Earlier this month, I attended a conference at the University of Michigan Law School: Autonomous Vehicles: Legal and Regulatory Hurdles to Deployment. It was a good excuse to go embrace all of the nostalgia that comes from visiting your alma mater. More important, the conference provided an interesting, informative, and exceedingly cordial discussion of the legal and regulatory issues presented by the emergence of automated vehicle technology.
One of the main takeaways from the conference is that many groups and industries have a significant stake in the future of autonomous vehicles. The panelists included representatives of regulators such as the National Highway Traffic Safety Administration (NHTSA) and the Michigan Department of Transportation. Manufacturers, of the traditional and non-traditional variety, such as Ford, Google, Tesla Motors, and a new startup company, Faraday Future, were represented among the panelists. Insurance company representatives from State Farm and Swiss Re were panelists, and representatives from Progressive Insurance were in attendance and engaged in the discussion.
I secretly hoped for more tension to exist during the conference’s first panel discussion, which addressed state and federal regulation of autonomous vehicles operation. In February, NHTSA issued a response to Google’s request for interpretation of the Federal Motor Vehicle Safety Standards as applied to the fully autonomous, self-driving vehicles that Google is developing and testing. NHTSA’s response expressed agreement with some of the interpretations proposed by Google—namely, that Google’s self-driving system, and not a human driver, be deemed the driver of the vehicle for purposes of the safety standards. But NHTSA declined to offer an opinion with respect to several of the interpretations requested by Google, explaining that they must be “resolved through rulemaking or other regulatory means.”

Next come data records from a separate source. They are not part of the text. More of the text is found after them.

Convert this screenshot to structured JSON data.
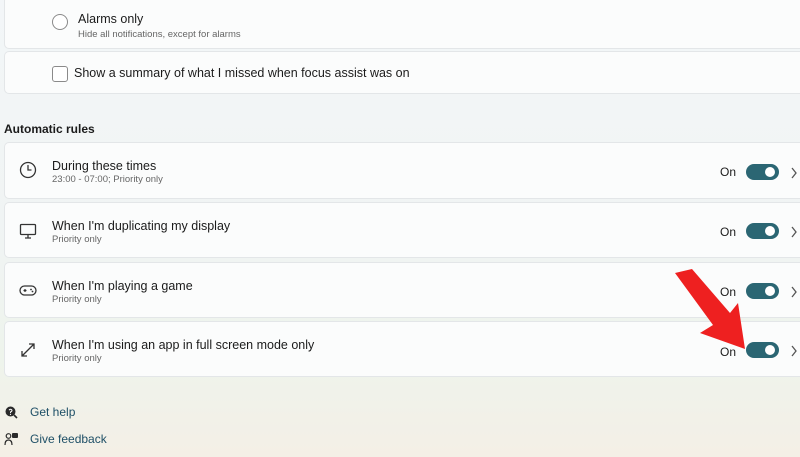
{
  "focus_options": {
    "alarms_only": {
      "title": "Alarms only",
      "subtitle": "Hide all notifications, except for alarms"
    },
    "summary_checkbox": {
      "label": "Show a summary of what I missed when focus assist was on"
    }
  },
  "automatic_rules": {
    "heading": "Automatic rules",
    "rules": [
      {
        "title": "During these times",
        "subtitle": "23:00 - 07:00; Priority only",
        "state": "On",
        "icon": "clock-icon",
        "enabled": true
      },
      {
        "title": "When I'm duplicating my display",
        "subtitle": "Priority only",
        "state": "On",
        "icon": "monitor-icon",
        "enabled": true
      },
      {
        "title": "When I'm playing a game",
        "subtitle": "Priority only",
        "state": "On",
        "icon": "gamepad-icon",
        "enabled": true
      },
      {
        "title": "When I'm using an app in full screen mode only",
        "subtitle": "Priority only",
        "state": "On",
        "icon": "fullscreen-icon",
        "enabled": true
      }
    ]
  },
  "links": {
    "get_help": "Get help",
    "give_feedback": "Give feedback"
  },
  "colors": {
    "accent": "#2b6673",
    "annotation_arrow": "#ee2020"
  }
}
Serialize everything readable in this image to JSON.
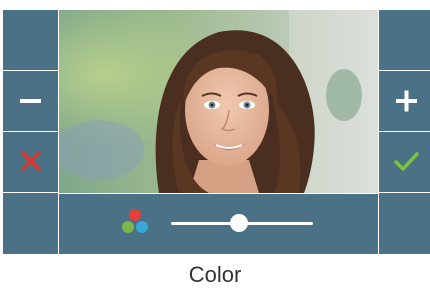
{
  "caption": "Color",
  "left_buttons": [
    {
      "name": "blank-button-top-left",
      "icon": "none"
    },
    {
      "name": "minus-button",
      "icon": "minus-icon"
    },
    {
      "name": "cancel-button",
      "icon": "close-icon"
    },
    {
      "name": "blank-button-bottom-left",
      "icon": "none"
    }
  ],
  "right_buttons": [
    {
      "name": "blank-button-top-right",
      "icon": "none"
    },
    {
      "name": "plus-button",
      "icon": "plus-icon"
    },
    {
      "name": "confirm-button",
      "icon": "check-icon"
    },
    {
      "name": "blank-button-bottom-right",
      "icon": "none"
    }
  ],
  "color_setting": {
    "icon": "color-dots-icon",
    "level": 0.48
  },
  "colors": {
    "panel": "#4a7186",
    "cancel": "#d9362b",
    "confirm": "#7cc242",
    "dot_red": "#e2403a",
    "dot_green": "#7ab648",
    "dot_blue": "#3aa9d8"
  }
}
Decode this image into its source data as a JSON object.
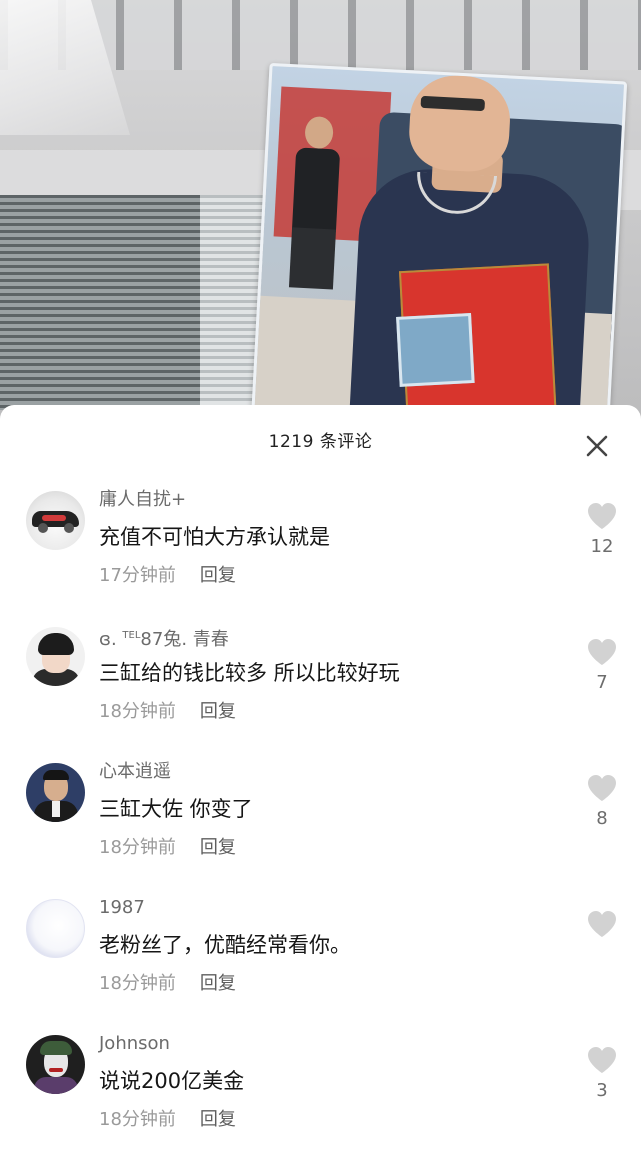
{
  "comments_panel": {
    "count_label": "1219 条评论",
    "close_icon": "close-icon"
  },
  "comments": [
    {
      "avatar": "sports-car-avatar",
      "username": "庸人自扰+",
      "text": "充值不可怕大方承认就是",
      "time": "17分钟前",
      "reply_label": "回复",
      "likes": "12"
    },
    {
      "avatar": "anime-boy-avatar",
      "username_prefix": "ɞ.",
      "username_sup": "TEL",
      "username_suffix": "87兔.  青春",
      "text": "三缸给的钱比较多 所以比较好玩",
      "time": "18分钟前",
      "reply_label": "回复",
      "likes": "7"
    },
    {
      "avatar": "man-in-suit-avatar",
      "username": "心本逍遥",
      "text": "三缸大佐 你变了",
      "time": "18分钟前",
      "reply_label": "回复",
      "likes": "8"
    },
    {
      "avatar": "ring-avatar",
      "username": "1987",
      "text": "老粉丝了，优酷经常看你。",
      "time": "18分钟前",
      "reply_label": "回复",
      "likes": ""
    },
    {
      "avatar": "joker-avatar",
      "username": "Johnson",
      "text": "说说200亿美金",
      "time": "18分钟前",
      "reply_label": "回复",
      "likes": "3"
    }
  ],
  "icons": {
    "like": "heart-icon",
    "close": "close-icon"
  },
  "colors": {
    "sheet_bg": "#ffffff",
    "heart": "#d2d2d2",
    "text_primary": "#161616",
    "text_secondary": "#9a9a9a"
  }
}
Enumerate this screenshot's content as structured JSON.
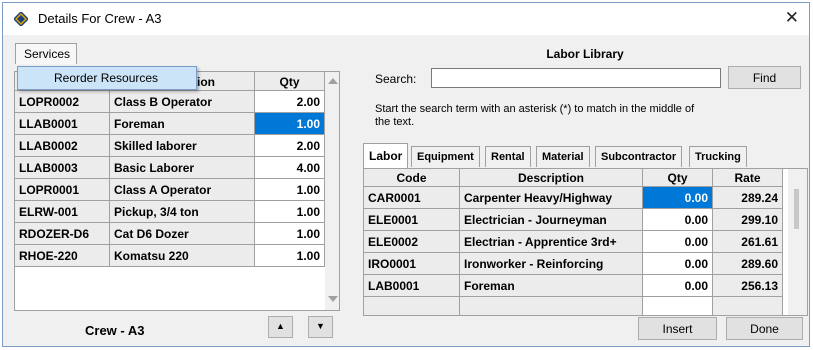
{
  "window": {
    "title": "Details For Crew - A3",
    "close_glyph": "✕",
    "icon": "app-diamond-icon"
  },
  "menu": {
    "services": "Services",
    "dropdown_item": "Reorder Resources"
  },
  "crew_grid": {
    "headers": {
      "code": "",
      "description": "Description",
      "qty": "Qty"
    },
    "rows": [
      {
        "code": "LOPR0002",
        "description": "Class B Operator",
        "qty": "2.00"
      },
      {
        "code": "LLAB0001",
        "description": "Foreman",
        "qty": "1.00",
        "selected": true
      },
      {
        "code": "LLAB0002",
        "description": "Skilled laborer",
        "qty": "2.00"
      },
      {
        "code": "LLAB0003",
        "description": "Basic Laborer",
        "qty": "4.00"
      },
      {
        "code": "LOPR0001",
        "description": "Class A Operator",
        "qty": "1.00"
      },
      {
        "code": "ELRW-001",
        "description": "Pickup, 3/4 ton",
        "qty": "1.00"
      },
      {
        "code": "RDOZER-D6",
        "description": "Cat D6 Dozer",
        "qty": "1.00"
      },
      {
        "code": "RHOE-220",
        "description": "Komatsu 220",
        "qty": "1.00"
      }
    ],
    "footer_label": "Crew - A3",
    "move_up": "▲",
    "move_down": "▼"
  },
  "library": {
    "title": "Labor Library",
    "search_label": "Search:",
    "search_value": "",
    "find_button": "Find",
    "hint": "Start the search term with an asterisk (*) to match in the middle of the text.",
    "tabs": [
      "Labor",
      "Equipment",
      "Rental",
      "Material",
      "Subcontractor",
      "Trucking"
    ],
    "active_tab": "Labor",
    "headers": {
      "code": "Code",
      "description": "Description",
      "qty": "Qty",
      "rate": "Rate"
    },
    "rows": [
      {
        "code": "CAR0001",
        "description": "Carpenter Heavy/Highway",
        "qty": "0.00",
        "rate": "289.24",
        "selected": true
      },
      {
        "code": "ELE0001",
        "description": "Electrician - Journeyman",
        "qty": "0.00",
        "rate": "299.10"
      },
      {
        "code": "ELE0002",
        "description": "Electrian - Apprentice 3rd+",
        "qty": "0.00",
        "rate": "261.61"
      },
      {
        "code": "IRO0001",
        "description": "Ironworker - Reinforcing",
        "qty": "0.00",
        "rate": "289.60"
      },
      {
        "code": "LAB0001",
        "description": "Foreman",
        "qty": "0.00",
        "rate": "256.13"
      }
    ],
    "insert_button": "Insert",
    "done_button": "Done"
  },
  "colors": {
    "selection": "#0078d7",
    "grid_bg": "#ececec",
    "window_bg": "#f0f0f0"
  }
}
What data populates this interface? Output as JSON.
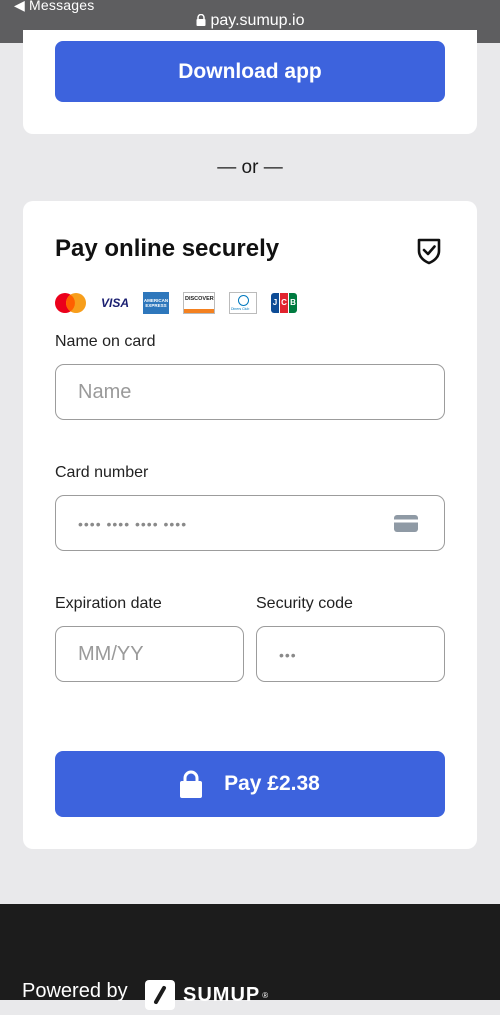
{
  "statusbar": {
    "back_label": "◀ Messages",
    "url": "pay.sumup.io"
  },
  "top_card": {
    "download_label": "Download app"
  },
  "separator": "— or —",
  "pay_card": {
    "title": "Pay online securely",
    "card_brands": {
      "visa": "VISA",
      "amex": "AMERICAN EXPRESS",
      "discover": "DISCOVER",
      "diners": "Diners Club",
      "jcb": "JCB"
    },
    "name_label": "Name on card",
    "name_placeholder": "Name",
    "card_number_label": "Card number",
    "card_number_placeholder": "•••• •••• •••• ••••",
    "expiry_label": "Expiration date",
    "expiry_placeholder": "MM/YY",
    "security_label": "Security code",
    "security_placeholder": "•••",
    "pay_label": "Pay £2.38"
  },
  "footer": {
    "powered_by": "Powered by",
    "brand": "SUMUP",
    "brand_mark": "®"
  },
  "colors": {
    "accent": "#3d63dd",
    "footer_bg": "#1c1c1c",
    "page_bg": "#e9e9eb"
  }
}
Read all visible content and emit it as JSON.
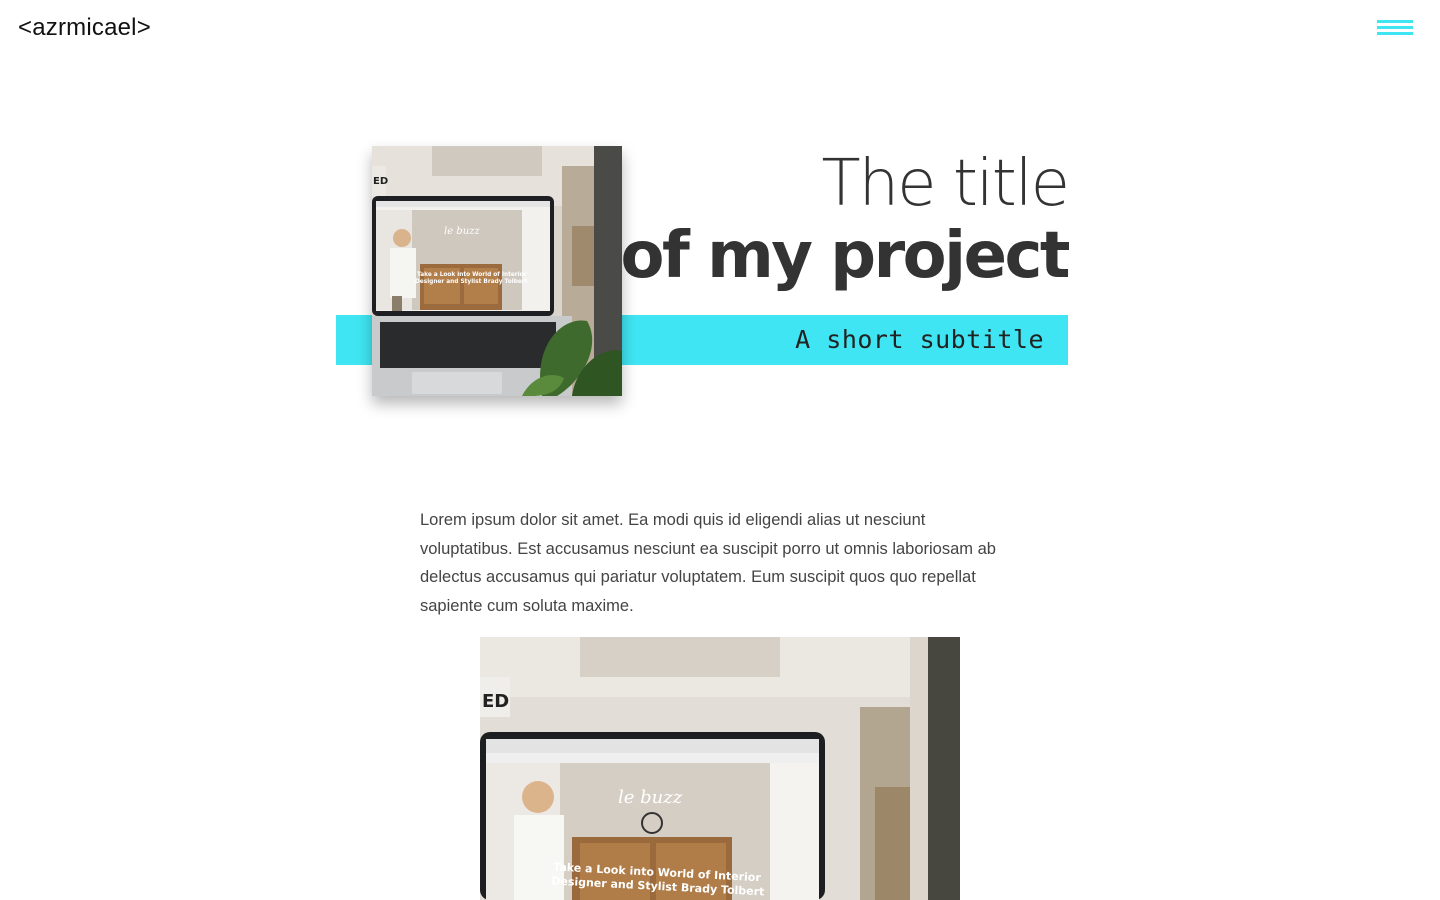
{
  "header": {
    "logo": "<azrmicael>",
    "menu_icon": "hamburger-icon"
  },
  "hero": {
    "title_light": "The title",
    "title_bold": "of my project",
    "subtitle": "A short subtitle",
    "image_alt": "Laptop displaying a website mockup"
  },
  "content": {
    "intro": "Lorem ipsum dolor sit amet. Ea modi quis id eligendi alias ut nesciunt voluptatibus. Est accusamus nesciunt ea suscipit porro ut omnis laboriosam ab delectus accusamus qui pariatur voluptatem. Eum suscipit quos quo repellat sapiente cum soluta maxime.",
    "image_alt": "Laptop displaying a website mockup"
  },
  "screen_mockup": {
    "brand": "le buzz",
    "headline_1": "Take a Look into World of Interior",
    "headline_2": "Designer and Stylist Brady Tolbert"
  },
  "colors": {
    "accent": "#3fe5f2",
    "text_dark": "#333333"
  }
}
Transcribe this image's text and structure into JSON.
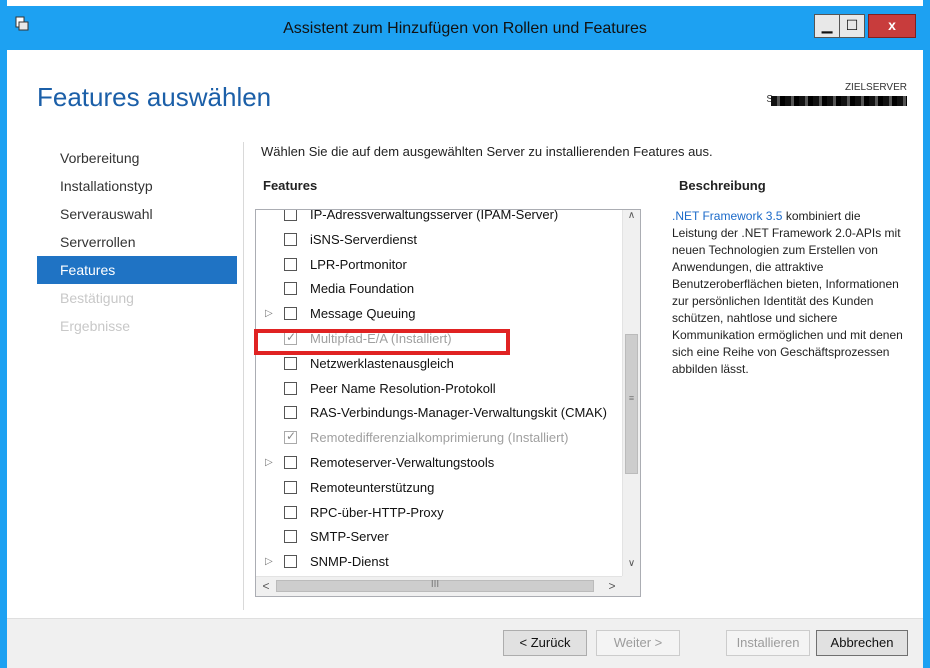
{
  "window": {
    "title": "Assistent zum Hinzufügen von Rollen und Features",
    "minimize": "▁",
    "maximize": "☐",
    "close": "x"
  },
  "page": {
    "heading": "Features auswählen",
    "target_label": "ZIELSERVER",
    "target_prefix": "S"
  },
  "nav": [
    {
      "label": "Vorbereitung",
      "state": "normal"
    },
    {
      "label": "Installationstyp",
      "state": "normal"
    },
    {
      "label": "Serverauswahl",
      "state": "normal"
    },
    {
      "label": "Serverrollen",
      "state": "normal"
    },
    {
      "label": "Features",
      "state": "active"
    },
    {
      "label": "Bestätigung",
      "state": "disabled"
    },
    {
      "label": "Ergebnisse",
      "state": "disabled"
    }
  ],
  "main": {
    "instruction": "Wählen Sie die auf dem ausgewählten Server zu installierenden Features aus.",
    "features_header": "Features",
    "description_header": "Beschreibung"
  },
  "features": [
    {
      "label": "IP-Adressverwaltungsserver (IPAM-Server)",
      "checked": false,
      "installed": false,
      "expand": ""
    },
    {
      "label": "iSNS-Serverdienst",
      "checked": false,
      "installed": false,
      "expand": ""
    },
    {
      "label": "LPR-Portmonitor",
      "checked": false,
      "installed": false,
      "expand": ""
    },
    {
      "label": "Media Foundation",
      "checked": false,
      "installed": false,
      "expand": ""
    },
    {
      "label": "Message Queuing",
      "checked": false,
      "installed": false,
      "expand": "▷"
    },
    {
      "label": "Multipfad-E/A (Installiert)",
      "checked": true,
      "installed": true,
      "expand": ""
    },
    {
      "label": "Netzwerklastenausgleich",
      "checked": false,
      "installed": false,
      "expand": ""
    },
    {
      "label": "Peer Name Resolution-Protokoll",
      "checked": false,
      "installed": false,
      "expand": ""
    },
    {
      "label": "RAS-Verbindungs-Manager-Verwaltungskit (CMAK)",
      "checked": false,
      "installed": false,
      "expand": ""
    },
    {
      "label": "Remotedifferenzialkomprimierung (Installiert)",
      "checked": true,
      "installed": true,
      "expand": ""
    },
    {
      "label": "Remoteserver-Verwaltungstools",
      "checked": false,
      "installed": false,
      "expand": "▷"
    },
    {
      "label": "Remoteunterstützung",
      "checked": false,
      "installed": false,
      "expand": ""
    },
    {
      "label": "RPC-über-HTTP-Proxy",
      "checked": false,
      "installed": false,
      "expand": ""
    },
    {
      "label": "SMTP-Server",
      "checked": false,
      "installed": false,
      "expand": ""
    },
    {
      "label": "SNMP-Dienst",
      "checked": false,
      "installed": false,
      "expand": "▷"
    }
  ],
  "scroll": {
    "up": "∧",
    "down": "∨",
    "left": "<",
    "right": ">",
    "grip_v": "≡",
    "grip_h": "III"
  },
  "description": {
    "link": ".NET Framework 3.5",
    "text": " kombiniert die Leistung der .NET Framework 2.0-APIs mit neuen Technologien zum Erstellen von Anwendungen, die attraktive Benutzeroberflächen bieten, Informationen zur persönlichen Identität des Kunden schützen, nahtlose und sichere Kommunikation ermöglichen und mit denen sich eine Reihe von Geschäftsprozessen abbilden lässt."
  },
  "buttons": {
    "back": "< Zurück",
    "next": "Weiter >",
    "install": "Installieren",
    "cancel": "Abbrechen"
  },
  "colors": {
    "titlebar": "#1da1f2",
    "nav_active": "#1f73c4",
    "heading": "#1b5fa8",
    "highlight": "#e02222",
    "link": "#1b6ac9"
  }
}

Alas, no fireworks or other explosions ensued. Thomas Lue, Corporate Counsel at Google, delivered a visionary presentation making the case that a fully autonomous vehicle requiring no human intervention is the safest design and will yield the greatest benefit for society. He and other panelists, such as Eric Williams, Senior Regulatory Counsel of Tesla, emphasized (i) the need for uniformity in regulation across states and (ii) flexible legislation.
Tim Johnson, Director of Vehicle Crash Avoidance and Electronic Controls Research at NHTSA expressed considerable agreement with the ideas and safety-related goals expressed by Google and Tesla. But he emphasized that it is difficult to apply existing safety standards to fully autonomous, self-driving vehicles, as the standards were created for vehicles designed to be driven by human drivers and that featured equipment such as a brake pedal, throttle, and steering wheel.
Google and other autonomous vehicle manufacturers will certainly take a keen interest in the rulemaking and other regulatory actions taken to address some of the updates that will be needed to existing vehicle safety regulations. Whether any fireworks are to come may depend largely on how quickly NHTSA, the Department of Transportation, and other regulators can move in response to the changing landscape presented by automated vehicle technology.